PRPF31 is the gene coding for the splicing factor hPRP31. It is essential for the formation of the spliceosome hPRP31 is associated with the U4/U6 di-snRNP and interacts with another splicing factor, hPRP6, to form the U4/U6-U5 tri-snRNP. It has been shown that when hPRP31 is knocked down by RNAi, U4/U6 di-snRNPs accumulate in the Cajal bodies and the U4/U6-U5 tri-snRNP cannot form.

PRPF31 is recruited to introns following the attachment of U4 and U6 RNAs and the 15.5K protein NHP2L1. The addition of PRPF31 is crucial for the transition of the spliceosomal complex to the activated state.

== Clinical significance ==

A mutation in PRPF31 is one of 4 known mutations in splicing factors which are known to cause retinitis pigmentosa. The first mutation in PRPF31 was discovered by Vithana et al. in 2001. Retinitis pigmentosa (RP) is a clinically and genetically heterogeneous group of retinal dystrophies characterized by a progressive degeneration of photoreceptors, eventually resulting in severe visual impairment.

== Inheritance ==

Mutations in PRPF31 are inherited in an autosomal dominant manner, accounting for 2.5% of cases of autosomal dominant retinitis pigmentosa (adRP) in a mixed UK population. However, the inheritance pattern of PRPF31 mutations is atypical of dominant inheritance, showing the phenomenon of partial penetrance, whereby a dominant mutations appear to "skip" generations.
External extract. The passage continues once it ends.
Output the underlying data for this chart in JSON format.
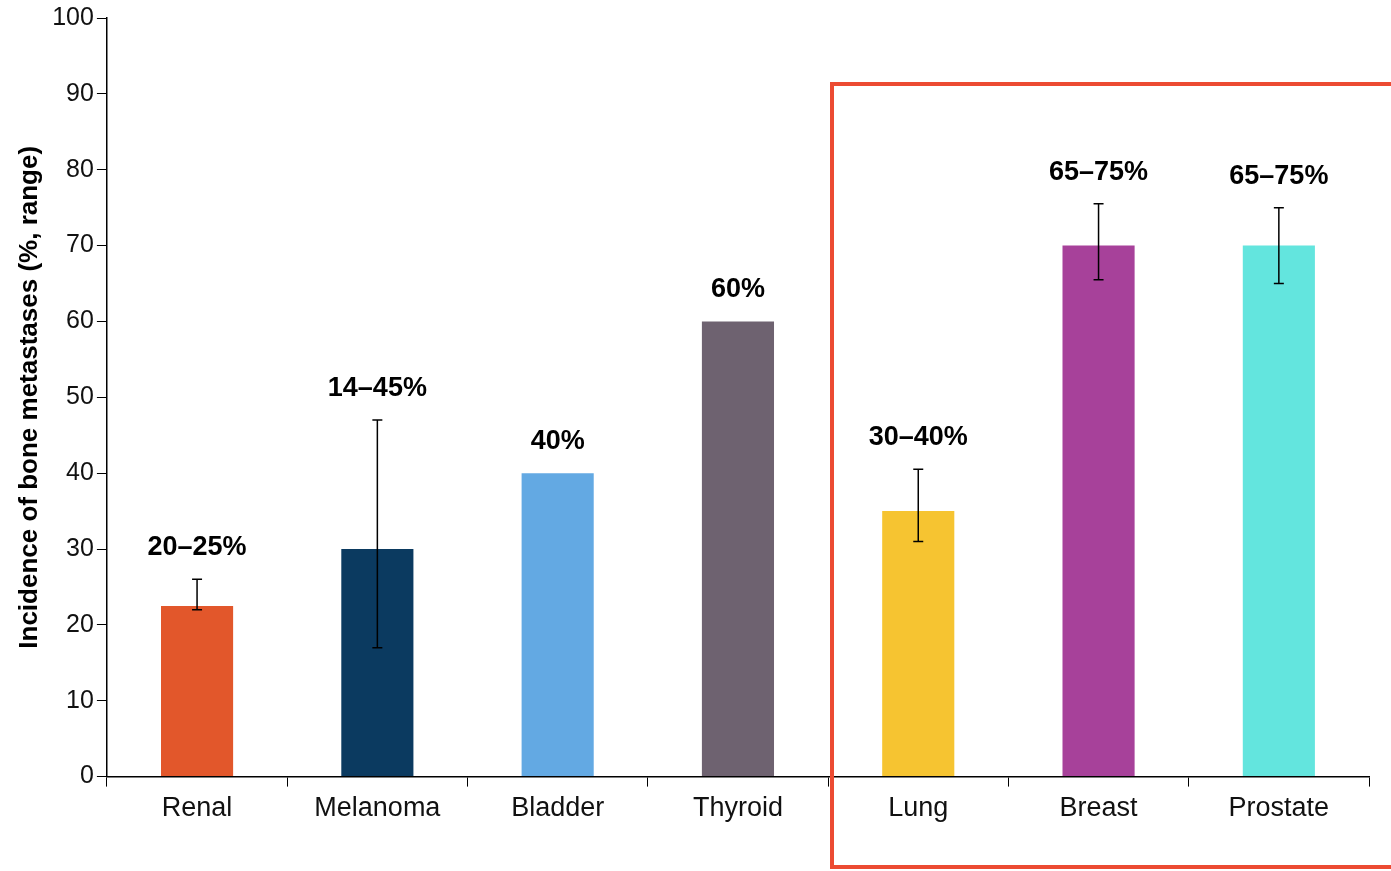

This is thought to be due to the presence of two wild type alleles, a high-expressivity allele and a low-expressivity allele. If a patient has a mutant allele and a high-expressivity allele, they do not show disease phenotype. If a patient has a mutant allele and a low-expressivity allele, the residual level of protein falls beneath the threshold for normal function, and so they do show disease phenotype. The inheritance pattern of PRPF31 can therefore be thought of as a variation of haploinsufficiency. This variant of haploinsufficiency is only seen in two other human diseases: Erythropoietic protoporphyria, caused by mutations in the FECH gene; and hereditary elliptocytosis, caused by mutations in the spectrin gene.